Sein Blick wanderte von der zuckenden Aria zu meinen blutigen Händen.
Aria hörte auf zu krampfen und erstarrte.
Ich sah Damon an, Tränen rannen mir über die Wangen.
„Damon…“, meine Stimme versagte.
Soldaten stürmten hinter ihm in den Raum.
Einer von ihnen ging auf Aria zu und fühlte ihren Puls.
„Sie ist tot“, verkündete er.
„Bringt die Leiche raus!“, befahl ein anderer.
Sie hoben Arias kleine Gestalt hoch. Ihr Kopf fiel schlaff zur Seite, als sie sie wegtrugen.
Ihre leblosen Finger glitten mir aus den Händen. Ich hatte gar nicht bemerkt, dass ich sie festgehalten hatte.

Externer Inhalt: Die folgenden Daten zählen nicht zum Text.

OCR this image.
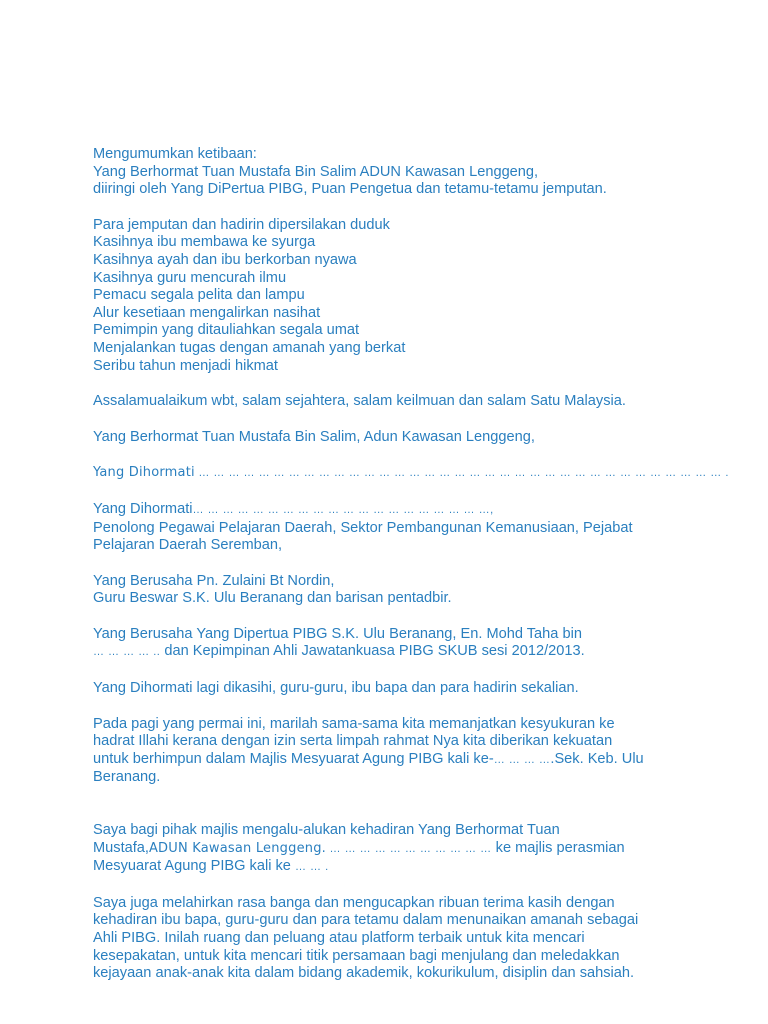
Mengumumkan ketibaan:
Yang Berhormat Tuan Mustafa Bin Salim ADUN Kawasan Lenggeng,
diiringi oleh Yang DiPertua PIBG, Puan Pengetua dan tetamu-tetamu jemputan.
Para jemputan dan hadirin dipersilakan duduk
Kasihnya ibu membawa ke syurga
Kasihnya ayah dan ibu berkorban nyawa
Kasihnya guru mencurah ilmu
Pemacu segala pelita dan lampu
Alur kesetiaan mengalirkan nasihat
Pemimpin yang ditauliahkan segala umat
Menjalankan tugas dengan amanah yang berkat
Seribu tahun menjadi hikmat
Assalamualaikum wbt, salam sejahtera, salam keilmuan dan salam Satu Malaysia.
Yang Berhormat Tuan Mustafa Bin Salim, Adun Kawasan Lenggeng,
Yang Dihormati … … … … … … … … … … … … … … … … … … … … … … … … … … … … … … … … … … … .
Yang Dihormati… … … … … … … … … … … … … … … … … … … …,
Penolong Pegawai Pelajaran Daerah, Sektor Pembangunan Kemanusiaan, Pejabat
Pelajaran Daerah Seremban,
Yang Berusaha Pn. Zulaini Bt Nordin,
Guru Beswar S.K. Ulu Beranang dan barisan pentadbir.
Yang Berusaha Yang Dipertua PIBG S.K. Ulu Beranang, En. Mohd Taha bin
… … … … .. dan Kepimpinan Ahli Jawatankuasa PIBG SKUB sesi 2012/2013.
Yang Dihormati lagi dikasihi, guru-guru, ibu bapa dan para hadirin sekalian.
Pada pagi yang permai ini, marilah sama-sama kita memanjatkan kesyukuran ke
hadrat Illahi kerana dengan izin serta limpah rahmat Nya kita diberikan kekuatan
untuk berhimpun dalam Majlis Mesyuarat Agung PIBG kali ke-… … … ….Sek. Keb. Ulu
Beranang.
Saya bagi pihak majlis mengalu-alukan kehadiran Yang Berhormat Tuan
Mustafa,ADUN Kawasan Lenggeng. … … … … … … … … … … … ke majlis perasmian
Mesyuarat Agung PIBG kali ke … … .
Saya juga melahirkan rasa banga dan mengucapkan ribuan terima kasih dengan
kehadiran ibu bapa, guru-guru dan para tetamu dalam menunaikan amanah sebagai
Ahli PIBG. Inilah ruang dan peluang atau platform terbaik untuk kita mencari
kesepakatan, untuk kita mencari titik persamaan bagi menjulang dan meledakkan
kejayaan anak-anak kita dalam bidang akademik, kokurikulum, disiplin dan sahsiah.
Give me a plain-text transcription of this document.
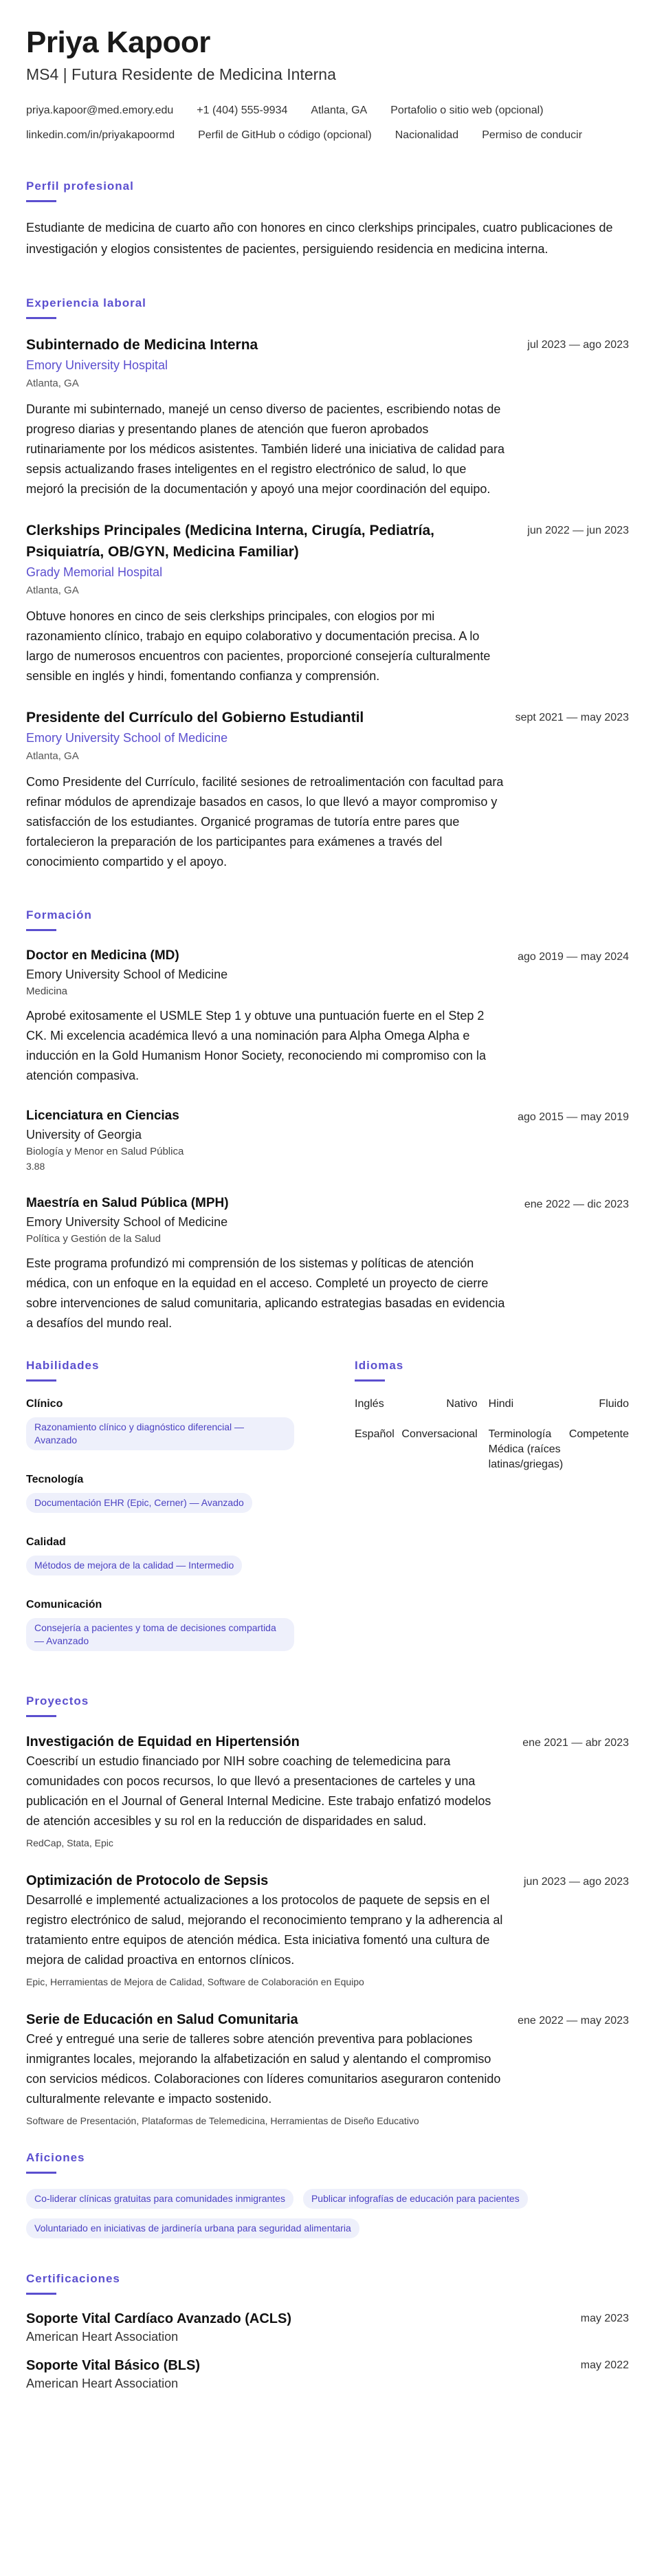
Priya Kapoor
MS4 | Futura Residente de Medicina Interna
priya.kapoor@med.emory.edu +1 (404) 555-9934 Atlanta, GA Portafolio o sitio web (opcional)
linkedin.com/in/priyakapoormd Perfil de GitHub o código (opcional) Nacionalidad Permiso de conducir
Perfil profesional

Estudiante de medicina de cuarto año con honores en cinco clerkships principales, cuatro publicaciones de investigación y elogios consistentes de pacientes, persiguiendo residencia en medicina interna.

Experiencia laboral
Subinternado de Medicina Interna
Emory University Hospital
Atlanta, GA
jul 2023 — ago 2023
Durante mi subinternado, manejé un censo diverso de pacientes, escribiendo notas de progreso diarias y presentando planes de atención que fueron aprobados rutinariamente por los médicos asistentes. También lideré una iniciativa de calidad para sepsis actualizando frases inteligentes en el registro electrónico de salud, lo que mejoró la precisión de la documentación y apoyó una mejor coordinación del equipo.
Clerkships Principales (Medicina Interna, Cirugía, Pediatría, Psiquiatría, OB/GYN, Medicina Familiar)
Grady Memorial Hospital
Atlanta, GA
jun 2022 — jun 2023
Obtuve honores en cinco de seis clerkships principales, con elogios por mi razonamiento clínico, trabajo en equipo colaborativo y documentación precisa. A lo largo de numerosos encuentros con pacientes, proporcioné consejería culturalmente sensible en inglés y hindi, fomentando confianza y comprensión.
Presidente del Currículo del Gobierno Estudiantil
Emory University School of Medicine
Atlanta, GA
sept 2021 — may 2023
Como Presidente del Currículo, facilité sesiones de retroalimentación con facultad para refinar módulos de aprendizaje basados en casos, lo que llevó a mayor compromiso y satisfacción de los estudiantes. Organicé programas de tutoría entre pares que fortalecieron la preparación de los participantes para exámenes a través del conocimiento compartido y el apoyo.
Formación
Doctor en Medicina (MD)
Emory University School of Medicine
Medicina
ago 2019 — may 2024
Aprobé exitosamente el USMLE Step 1 y obtuve una puntuación fuerte en el Step 2 CK. Mi excelencia académica llevó a una nominación para Alpha Omega Alpha e inducción en la Gold Humanism Honor Society, reconociendo mi compromiso con la atención compasiva.
Licenciatura en Ciencias
University of Georgia
Biología y Menor en Salud Pública
3.88
ago 2015 — may 2019
Maestría en Salud Pública (MPH)
Emory University School of Medicine
Política y Gestión de la Salud
ene 2022 — dic 2023
Este programa profundizó mi comprensión de los sistemas y políticas de atención médica, con un enfoque en la equidad en el acceso. Completé un proyecto de cierre sobre intervenciones de salud comunitaria, aplicando estrategias basadas en evidencia a desafíos del mundo real.
Habilidades
Clínico
Razonamiento clínico y diagnóstico diferencial — Avanzado
Tecnología
Documentación EHR (Epic, Cerner) — Avanzado
Calidad
Métodos de mejora de la calidad — Intermedio
Comunicación
Consejería a pacientes y toma de decisiones compartida — Avanzado
Idiomas
Inglés	Nativo	Hindi	Fluido
Español	Conversacional	Terminología Médica (raíces latinas/griegas)	Competente
Proyectos
Investigación de Equidad en Hipertensión
Coescribí un estudio financiado por NIH sobre coaching de telemedicina para comunidades con pocos recursos, lo que llevó a presentaciones de carteles y una publicación en el Journal of General Internal Medicine. Este trabajo enfatizó modelos de atención accesibles y su rol en la reducción de disparidades en salud.
RedCap, Stata, Epic
ene 2021 — abr 2023
Optimización de Protocolo de Sepsis
Desarrollé e implementé actualizaciones a los protocolos de paquete de sepsis en el registro electrónico de salud, mejorando el reconocimiento temprano y la adherencia al tratamiento entre equipos de atención médica. Esta iniciativa fomentó una cultura de mejora de calidad proactiva en entornos clínicos.
Epic, Herramientas de Mejora de Calidad, Software de Colaboración en Equipo
jun 2023 — ago 2023
Serie de Educación en Salud Comunitaria
Creé y entregué una serie de talleres sobre atención preventiva para poblaciones inmigrantes locales, mejorando la alfabetización en salud y alentando el compromiso con servicios médicos. Colaboraciones con líderes comunitarios aseguraron contenido culturalmente relevante e impacto sostenido.
Software de Presentación, Plataformas de Telemedicina, Herramientas de Diseño Educativo
ene 2022 — may 2023
Aficiones
Co-liderar clínicas gratuitas para comunidades inmigrantes	Publicar infografías de educación para pacientes
Voluntariado en iniciativas de jardinería urbana para seguridad alimentaria
Certificaciones
Soporte Vital Cardíaco Avanzado (ACLS)
American Heart Association
may 2023
Soporte Vital Básico (BLS)
American Heart Association
may 2022
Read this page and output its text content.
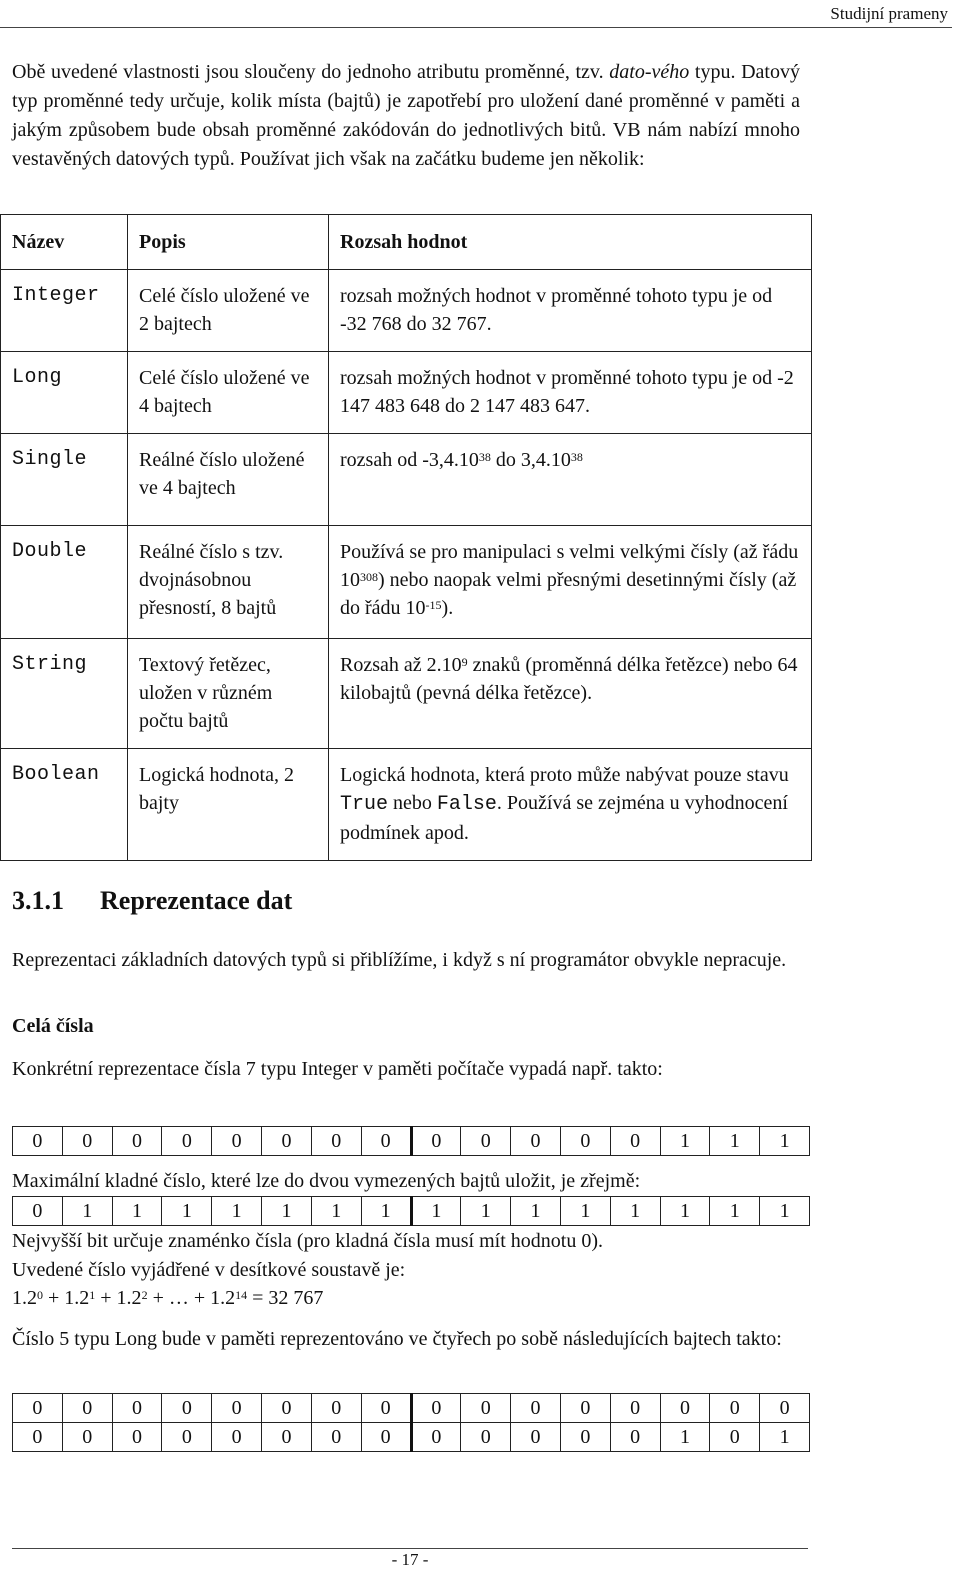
Studijní prameny
Obě uvedené vlastnosti jsou sloučeny do jednoho atributu proměnné, tzv. dato-vého typu. Datový typ proměnné tedy určuje, kolik místa (bajtů) je zapotřebí pro uložení dané proměnné v paměti a jakým způsobem bude obsah proměnné zakódován do jednotlivých bitů. VB nám nabízí mnoho vestavěných datových typů. Používat jich však na začátku budeme jen několik:
Název	Popis	Rozsah hodnot
Integer	Celé číslo uložené ve 2 bajtech	rozsah možných hodnot v proměnné tohoto typu je od -32 768 do 32 767.
Long	Celé číslo uložené ve 4 bajtech	rozsah možných hodnot v proměnné tohoto typu je od -2 147 483 648 do 2 147 483 647.
Single	Reálné číslo uložené ve 4 bajtech	rozsah od -3,4.10$^{38}$ do 3,4.10$^{38}$
Double	Reálné číslo s tzv. dvojnásobnou přesností, 8 bajtů	Používá se pro manipulaci s velmi velkými čísly (až řádu $10^{308}$) nebo naopak velmi přesnými desetinnými čísly (až do řádu $10^{-15}$).
String	Textový řetězec, uložen v různém počtu bajtů	Rozsah až 2.10$^9$ znaků (proměnná délka řetězce) nebo 64 kilobajtů (pevná délka řetězce).
Boolean	Logická hodnota, 2 bajty	Logická hodnota, která proto může nabývat pouze stavu True nebo False. Používá se zejména u vyhodnocení podmínek apod.
3.1.1 Reprezentace dat
Reprezentaci základních datových typů si přiblížíme, i když s ní programátor obvykle nepracuje.
Celá čísla
Konkrétní reprezentace čísla 7 typu Integer v paměti počítače vypadá např. takto:
0	0	0	0	0	0	0	0	0	0	0	0	0	1	1	1
Maximální kladné číslo, které lze do dvou vymezených bajtů uložit, je zřejmě:
0	1	1	1	1	1	1	1	1	1	1	1	1	1	1	1
Nejvyšší bit určuje znaménko čísla (pro kladná čísla musí mít hodnotu 0).
Uvedené číslo vyjádřené v desítkové soustavě je:
$1.2^0 + 1.2^1 + 1.2^2$ + … + $1.2^{14} = 32$ 767
Číslo 5 typu Long bude v paměti reprezentováno ve čtyřech po sobě následujících bajtech takto:
0	0	0	0	0	0	0	0	0	0	0	0	0	0	0	0
0	0	0	0	0	0	0	0	0	0	0	0	0	1	0	1
- 17 -
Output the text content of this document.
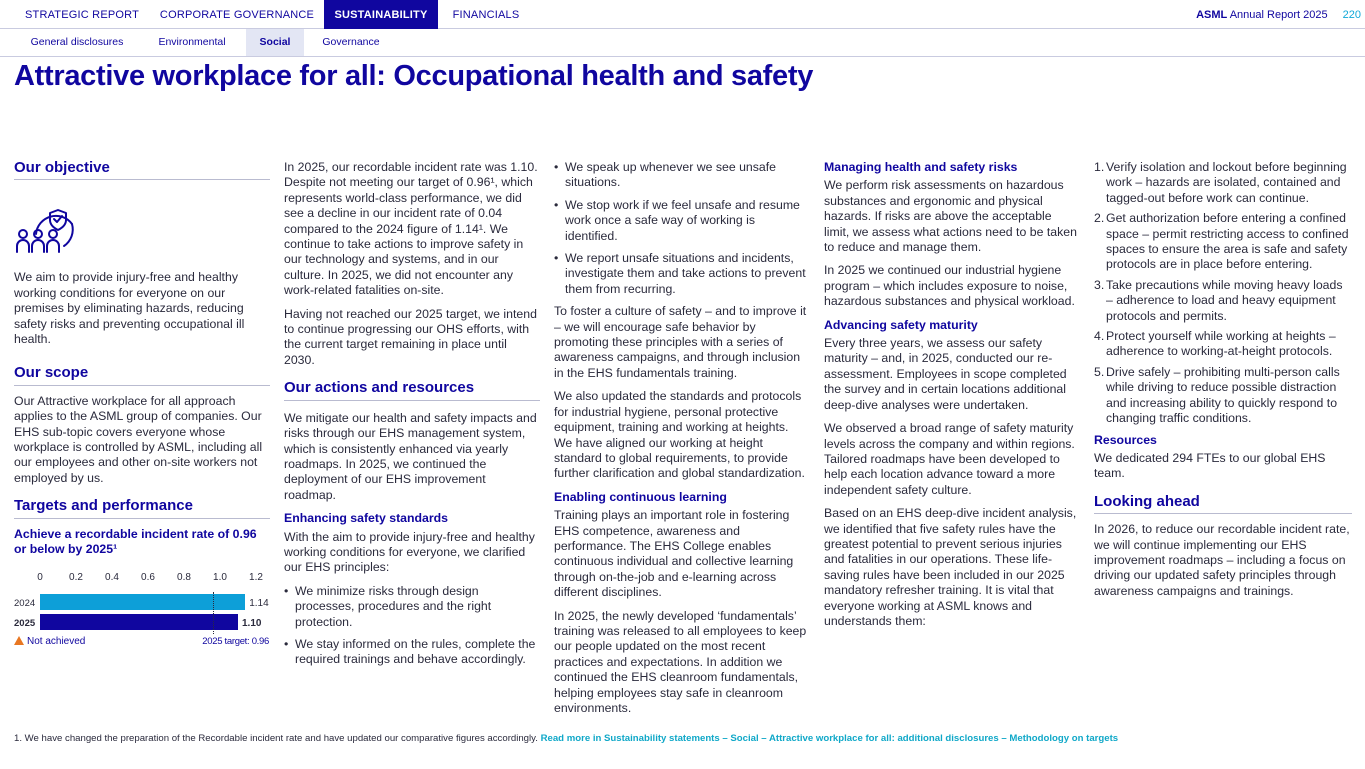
STRATEGIC REPORT	CORPORATE GOVERNANCE	SUSTAINABILITY	FINANCIALS	ASML Annual Report 2025 220
General disclosures	Environmental	Social	Governance
Attractive workplace for all: Occupational health and safety
Our objective

We aim to provide injury-free and healthy working conditions for everyone on our premises by eliminating hazards, reducing safety risks and preventing occupational ill health.

Our scope

Our Attractive workplace for all approach applies to the ASML group of companies. Our EHS sub-topic covers everyone whose workplace is controlled by ASML, including all our employees and other on-site workers not employed by us.

Targets and performance
Achieve a recordable incident rate of 0.96 or below by 2025¹
Not achieved	2025 target: 0.96
0	0.2 0.4 0.6 0.8 1.0 1.2
2024	1.14
2025	1.10

In 2025, our recordable incident rate was 1.10. Despite not meeting our target of 0.96¹, which represents world-class performance, we did see a decline in our incident rate of 0.04 compared to the 2024 figure of 1.14¹. We continue to take actions to improve safety in our technology and systems, and in our culture. In 2025, we did not encounter any work-related fatalities on-site.

Having not reached our 2025 target, we intend to continue progressing our OHS efforts, with the current target remaining in place until 2030.

Our actions and resources

We mitigate our health and safety impacts and risks through our EHS management system, which is consistently enhanced via yearly roadmaps. In 2025, we continued the deployment of our EHS improvement roadmap.

Enhancing safety standards

With the aim to provide injury-free and healthy working conditions for everyone, we clarified our EHS principles:

• We minimize risks through design processes, procedures and the right protection.
• We stay informed on the rules, complete the required trainings and behave accordingly.
• We speak up whenever we see unsafe situations.
• We stop work if we feel unsafe and resume work once a safe way of working is identified.
• We report unsafe situations and incidents, investigate them and take actions to prevent them from recurring.

To foster a culture of safety – and to improve it – we will encourage safe behavior by promoting these principles with a series of awareness campaigns, and through inclusion in the EHS fundamentals training.

We also updated the standards and protocols for industrial hygiene, personal protective equipment, training and working at heights. We have aligned our working at height standard to global requirements, to provide further clarification and global standardization.

Enabling continuous learning

Training plays an important role in fostering EHS competence, awareness and performance. The EHS College enables continuous individual and collective learning through on-the-job and e-learning across different disciplines.

In 2025, the newly developed ‘fundamentals’ training was released to all employees to keep our people updated on the most recent practices and expectations. In addition we continued the EHS cleanroom fundamentals, helping employees stay safe in cleanroom environments.

Managing health and safety risks

We perform risk assessments on hazardous substances and ergonomic and physical hazards. If risks are above the acceptable limit, we assess what actions need to be taken to reduce and manage them.

In 2025 we continued our industrial hygiene program – which includes exposure to noise, hazardous substances and physical workload.

Advancing safety maturity

Every three years, we assess our safety maturity – and, in 2025, conducted our re-assessment. Employees in scope completed the survey and in certain locations additional deep-dive analyses were undertaken.

We observed a broad range of safety maturity levels across the company and within regions. Tailored roadmaps have been developed to help each location advance toward a more independent safety culture.

Based on an EHS deep-dive incident analysis, we identified that five safety rules have the greatest potential to prevent serious injuries and fatalities in our operations. These life-saving rules have been included in our 2025 mandatory refresher training. It is vital that everyone working at ASML knows and understands them:

1. Verify isolation and lockout before beginning work – hazards are isolated, contained and tagged-out before work can continue.
2. Get authorization before entering a confined space – permit restricting access to confined spaces to ensure the area is safe and safety protocols are in place before entering.
3. Take precautions while moving heavy loads – adherence to load and heavy equipment protocols and permits.
4. Protect yourself while working at heights – adherence to working-at-height protocols.
5. Drive safely – prohibiting multi-person calls while driving to reduce possible distraction and increasing ability to quickly respond to changing traffic conditions.
Resources

We dedicated 294 FTEs to our global EHS team.

Looking ahead

In 2026, to reduce our recordable incident rate, we will continue implementing our EHS improvement roadmaps – including a focus on driving our updated safety principles through awareness campaigns and trainings.

1. We have changed the preparation of the Recordable incident rate and have updated our comparative figures accordingly. Read more in Sustainability statements – Social – Attractive workplace for all: additional disclosures – Methodology on targets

„Sie… Sie hatte Hunger“, flüsterte ich. „Ich wollte ihr nur etwas zu essen geben.“
„Nimm das Tablett“, befahl Damon. Ich spürte, wie raue Hände meine Arme packten. „W…Was tut ihr da?“, riss ich mich los. „Lasst mich los!“
„Du wirst festgehalten“, knurrte ein Krieger.
„Wofür?“, hallte meine Stimme wider.
„Weil ich eine Dienerin der Nachtschatten vergiftet habe.“ Mir wurde eiskalt. „Ich habe nicht – sie hat nur gegessen – ich würde niemals – Damon, sag es ihnen –“ Ich drehte mich zu ihm um. Die Krieger zogen mich zurück. „Damon!“, schrie ich.
Handschellen klickten an meinen Handgelenken. Ich sah, wie Damons Kiefer sich zusammenpressten, seine Hände sich zu Fäusten ballten. „Damon“, schrie ich. „Bitte sag etwas!“ Er rührte sich nicht, er sagte nichts.
Er sah nur zu, wie ich abgeführt wurde. Die Krieger zerrten mich den Flur entlang, meine Füße schrammten über den Boden. Ich wurde in eine Zelle gezerrt. Meine Knie bluteten von einer Schürfwunde, doch der Schmerz in meinem Bein war nichts im Vergleich zu dem Schmerz in meinem Herzen. Die Zellentür knallte hinter mir zu.